I’ve got my one-liner and used it about a dozen times now: Crippled girl disenchants beast but her happily-ever-after is interrupted when her new husband must leave on a quest and she finds herself facing new monsters, alone.

It’s worked 9-times out of 10.  Number 10 was this morning and my audience was distracted every-other-word, so the long sentence was too convoluted to follow.

But she asked for a longer summary, and I realized I am in *majo* trouble.

It must have taken me half an hour to work through it all (I really should have timed it), even leaving out half of one subplot and all of the other.  After doing detail work for weeks, I’m having to step back and ignore subtly and word craft and simply SAY:

This happens because of this to a person you care about because of this. The circumstances combine with this villain and these choices resulting in this.

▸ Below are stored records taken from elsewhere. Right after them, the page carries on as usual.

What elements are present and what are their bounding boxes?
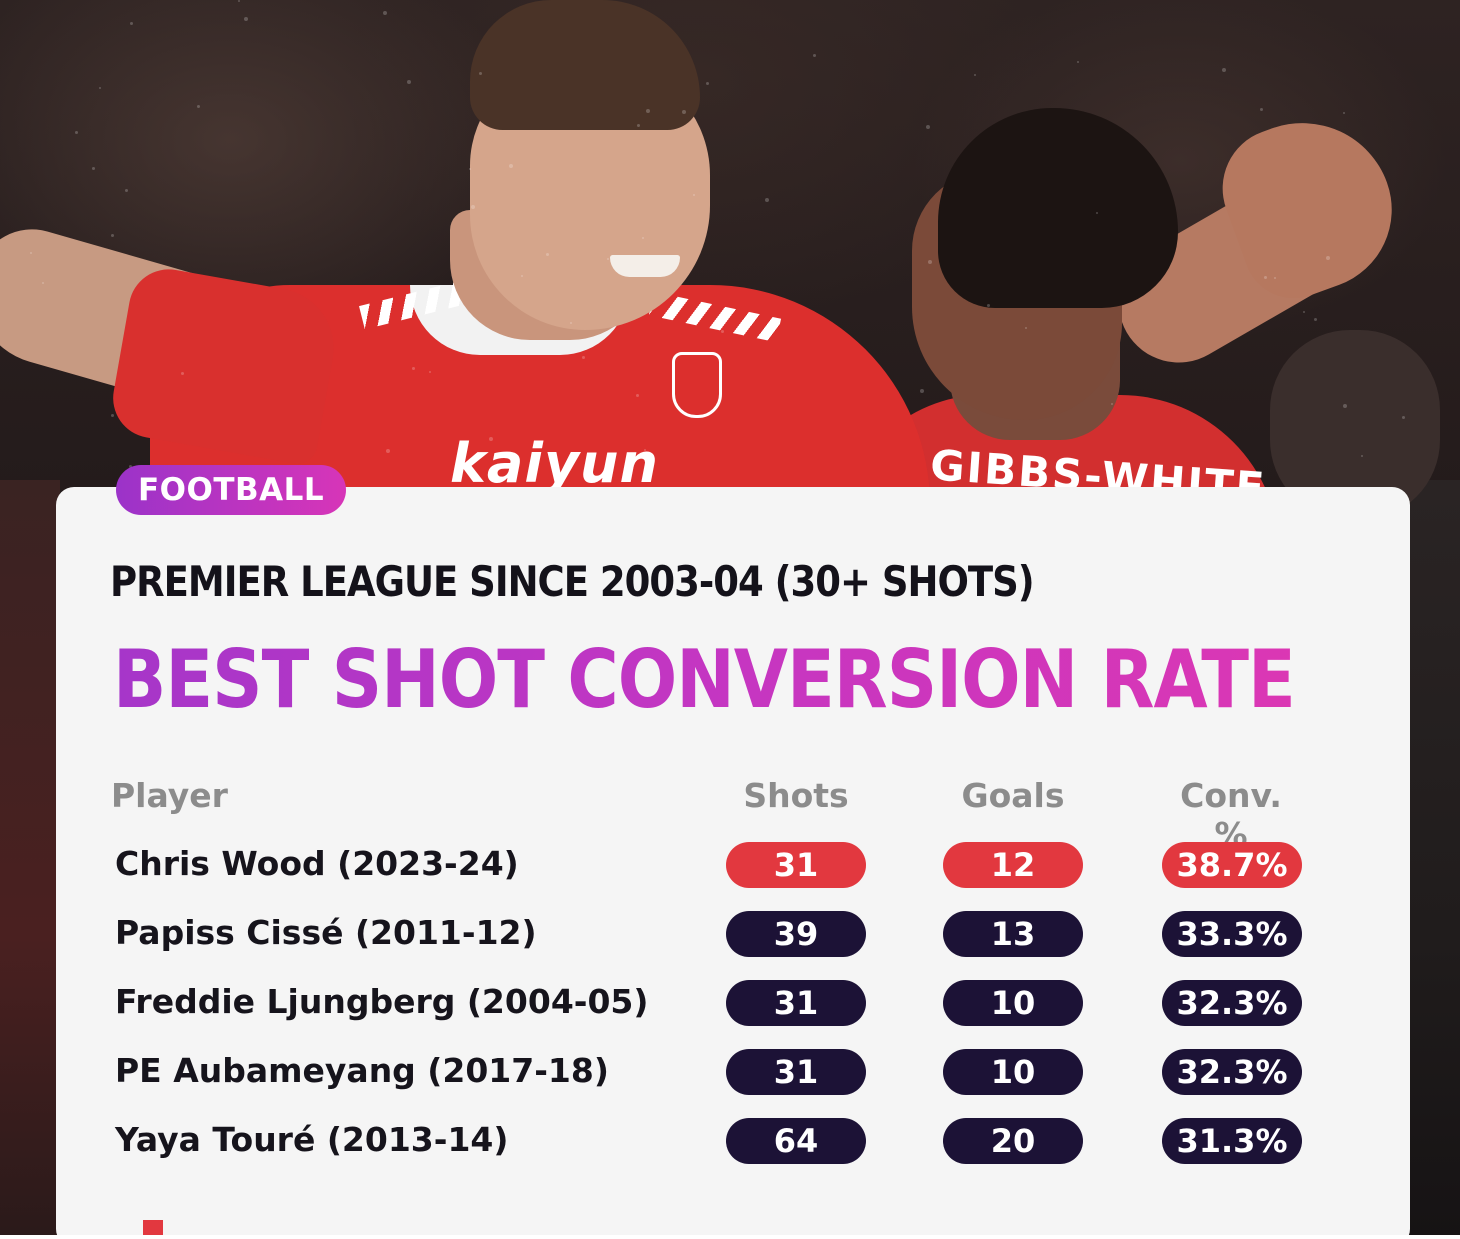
- page-title: BEST SHOT CONVERSION RATE: [113, 632, 1296, 727]
- table-row: Freddie Ljungberg (2004-05) 31 10 32.3%: [0, 980, 1460, 1028]
- column-header-goals: Goals: [961, 776, 1065, 815]
- column-header-shots: Shots: [743, 776, 849, 815]
- player-name: Chris Wood (2023-24): [115, 844, 519, 883]
- rain-speck: [987, 304, 990, 307]
- player-name: Yaya Touré (2013-14): [115, 1120, 509, 1159]
- goals-value: 12: [943, 842, 1083, 888]
- rain-speck: [75, 131, 78, 134]
- rain-speck: [42, 282, 44, 284]
- rain-speck: [644, 449, 646, 451]
- shirt-sponsor-text: kaiyun: [450, 432, 659, 495]
- background-crowd: [0, 480, 60, 1239]
- shots-value: 39: [726, 911, 866, 957]
- rain-speck: [1260, 108, 1263, 111]
- rain-speck: [926, 125, 930, 129]
- rain-speck: [1096, 212, 1098, 214]
- player-hair: [470, 0, 700, 130]
- rain-speck: [1303, 311, 1305, 313]
- rain-speck: [1343, 404, 1347, 408]
- rain-speck: [521, 275, 523, 277]
- divider: [0, 1235, 1460, 1239]
- rain-speck: [479, 72, 482, 75]
- conversion-value: 32.3%: [1162, 980, 1302, 1026]
- player-name: PE Aubameyang (2017-18): [115, 1051, 609, 1090]
- rain-speck: [383, 11, 387, 15]
- rain-speck: [1025, 327, 1027, 329]
- rain-speck: [570, 322, 572, 324]
- shots-value: 31: [726, 980, 866, 1026]
- rain-speck: [642, 237, 644, 239]
- shots-value: 31: [726, 842, 866, 888]
- rain-speck: [111, 414, 114, 417]
- table-row: Chris Wood (2023-24) 31 12 38.7%: [0, 842, 1460, 890]
- rain-speck: [1111, 403, 1113, 405]
- player-smile: [610, 255, 680, 277]
- rain-speck: [974, 74, 976, 76]
- rain-speck: [471, 205, 475, 209]
- conversion-value: 31.3%: [1162, 1118, 1302, 1164]
- table-row: Yaya Touré (2013-14) 64 20 31.3%: [0, 1118, 1460, 1166]
- rain-speck: [1361, 455, 1363, 457]
- rain-speck: [30, 252, 32, 254]
- rain-speck: [469, 168, 471, 170]
- rain-speck: [489, 437, 493, 441]
- category-badge[interactable]: FOOTBALL: [116, 465, 347, 515]
- table-row: PE Aubameyang (2017-18) 31 10 32.3%: [0, 1049, 1460, 1097]
- rain-speck: [721, 330, 724, 333]
- conversion-value: 33.3%: [1162, 911, 1302, 957]
- rain-speck: [238, 0, 240, 2]
- column-header-player: Player: [111, 776, 228, 815]
- rain-speck: [1326, 256, 1330, 260]
- rain-speck: [546, 253, 549, 256]
- rain-speck: [928, 260, 932, 264]
- rain-speck: [412, 367, 415, 370]
- goals-value: 13: [943, 911, 1083, 957]
- rain-speck: [1222, 68, 1226, 72]
- player-name: Papiss Cissé (2011-12): [115, 913, 537, 952]
- rain-speck: [130, 22, 133, 25]
- club-crest-icon: [672, 352, 722, 418]
- rain-speck: [1314, 318, 1317, 321]
- rain-speck: [636, 394, 639, 397]
- rain-speck: [244, 17, 248, 21]
- rain-speck: [706, 82, 709, 85]
- rain-speck: [111, 234, 114, 237]
- rain-speck: [181, 372, 184, 375]
- goals-value: 10: [943, 980, 1083, 1026]
- rain-speck: [1402, 416, 1405, 419]
- conversion-value: 38.7%: [1162, 842, 1302, 888]
- rain-speck: [682, 110, 686, 114]
- player-hair: [938, 108, 1178, 308]
- legend-marker: [143, 1220, 163, 1239]
- rain-speck: [920, 389, 924, 393]
- rain-speck: [1077, 61, 1079, 63]
- rain-speck: [429, 371, 431, 373]
- rain-speck: [693, 194, 695, 196]
- background-crowd: [1408, 480, 1460, 1239]
- shots-value: 64: [726, 1118, 866, 1164]
- rain-speck: [765, 198, 769, 202]
- rain-speck: [1274, 277, 1276, 279]
- shots-value: 31: [726, 1049, 866, 1095]
- rain-speck: [386, 449, 390, 453]
- rain-speck: [407, 80, 411, 84]
- table-row: Papiss Cissé (2011-12) 39 13 33.3%: [0, 911, 1460, 959]
- rain-speck: [607, 258, 609, 260]
- subtitle: PREMIER LEAGUE SINCE 2003-04 (30+ SHOTS): [110, 558, 1035, 607]
- player-name: Freddie Ljungberg (2004-05): [115, 982, 649, 1021]
- rain-speck: [813, 54, 816, 57]
- rain-speck: [509, 164, 513, 168]
- goals-value: 10: [943, 1049, 1083, 1095]
- rain-speck: [637, 124, 640, 127]
- rain-speck: [582, 356, 585, 359]
- rain-speck: [1264, 276, 1267, 279]
- rain-speck: [99, 87, 101, 89]
- rain-speck: [197, 105, 200, 108]
- rain-speck: [92, 167, 95, 170]
- goals-value: 20: [943, 1118, 1083, 1164]
- rain-speck: [646, 109, 650, 113]
- conversion-value: 32.3%: [1162, 1049, 1302, 1095]
- rain-speck: [1343, 112, 1345, 114]
- rain-speck: [125, 189, 128, 192]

The editor who agreed to look at my work when it was finished emphasized that this last this is especially important. TELL ME HOW IT ENDS, she insisted.  This is the person you want to amaze and charm and that doesn’t happen if you try to be coy.

To be honest, I don’t know how to be coy (*shocker* I know).  If I didn’t include the ending–before I know I needed to– it would be to save space.  To give more space to the rest of the story.

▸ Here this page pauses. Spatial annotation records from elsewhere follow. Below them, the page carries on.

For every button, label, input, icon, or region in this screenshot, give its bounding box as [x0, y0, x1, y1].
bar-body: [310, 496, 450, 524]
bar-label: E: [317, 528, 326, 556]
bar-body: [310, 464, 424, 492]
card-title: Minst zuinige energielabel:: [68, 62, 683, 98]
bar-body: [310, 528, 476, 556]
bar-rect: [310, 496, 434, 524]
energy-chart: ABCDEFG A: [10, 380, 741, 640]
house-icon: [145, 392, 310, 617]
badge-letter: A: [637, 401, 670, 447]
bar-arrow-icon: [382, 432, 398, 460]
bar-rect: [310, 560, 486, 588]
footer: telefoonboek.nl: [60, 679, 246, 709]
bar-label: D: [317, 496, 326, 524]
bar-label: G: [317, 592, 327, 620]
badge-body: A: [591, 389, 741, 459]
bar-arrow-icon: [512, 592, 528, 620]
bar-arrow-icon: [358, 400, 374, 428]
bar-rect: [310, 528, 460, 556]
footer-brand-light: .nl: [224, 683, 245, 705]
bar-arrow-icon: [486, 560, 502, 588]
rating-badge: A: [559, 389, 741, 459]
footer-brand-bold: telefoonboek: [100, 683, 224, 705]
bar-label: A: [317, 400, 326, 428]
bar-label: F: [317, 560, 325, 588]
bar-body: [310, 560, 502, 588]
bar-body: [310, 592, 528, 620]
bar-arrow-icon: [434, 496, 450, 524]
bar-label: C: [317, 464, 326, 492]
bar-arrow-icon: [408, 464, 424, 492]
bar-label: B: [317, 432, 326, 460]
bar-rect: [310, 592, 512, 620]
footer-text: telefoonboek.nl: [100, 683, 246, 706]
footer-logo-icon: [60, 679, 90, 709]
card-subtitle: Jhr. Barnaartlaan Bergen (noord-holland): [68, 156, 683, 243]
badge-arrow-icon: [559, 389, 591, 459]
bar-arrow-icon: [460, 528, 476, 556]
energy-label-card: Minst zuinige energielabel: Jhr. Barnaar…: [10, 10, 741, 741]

So I’ve been trying to think how to keep things short when this afternoon’s already proven that’s going to be a real challenge.

In the long version I think it’s cool that one storyline tangles with another, but for this version I wish they were a bit more self-contained.

I know I’ll get there, but griping just feels good every now and then.  I’ll pat myself on the back that no one has to see it very often, and I hope this will be all I say about it here.

Cheers.

(Done with 301 pages out of 357.  Over 7,000 words in this revision’s cut-bits file.)

8 thoughts on “Happy Medium?

  1. Ohemgee, I know exactly what you are talking about. Months, years even, spent dropping little hints and clues into thousands of words of text, putting in little hints and funny bits and edging your character to step outside himself, and crafting all those adverbs and adjectives and nouns into just the right balance… And the BOOM! you have to forget all that and just put the who, the what, the why, and the how and that’s all. No detail, no flourishing, no building of emotion to the climax of the story. It just has to end.

    But even Shakespeare ended King Lear with “He died.” So I guess that makes it possible for us to do it too.

  2. No deaths? Not sure exactly how to handle that. ;)

    I can see how it would be so difficult to figure out how to get the power of the story into one page. Good luck!

  3. A delighted witch doctor.

    Which is Matthew’s response any time someone uses the phrase “Happy Medium.”

    Anyway.

    Do you HAVE to have your one page right away? One of my top jobs in my role of Wife is to write summaries for Matthew…when he has an important meeting or big project, we sit down and he goes on and on and then I condense it all down to one page and organize it. Maybe the summary is something I can help you with.

  4. Sure, I’ll take what help I can get.

    I’m actually toying with the idea of buying (cheep) landscape/mapping/architect software programs to map out all my spaces in my story. Other than basic orientations (NSEW and where the windows are relative to the door(s) of a room) I’ve not slowed down enough to detail that.

    Having the mss out of my hands will be a good opportunity for that.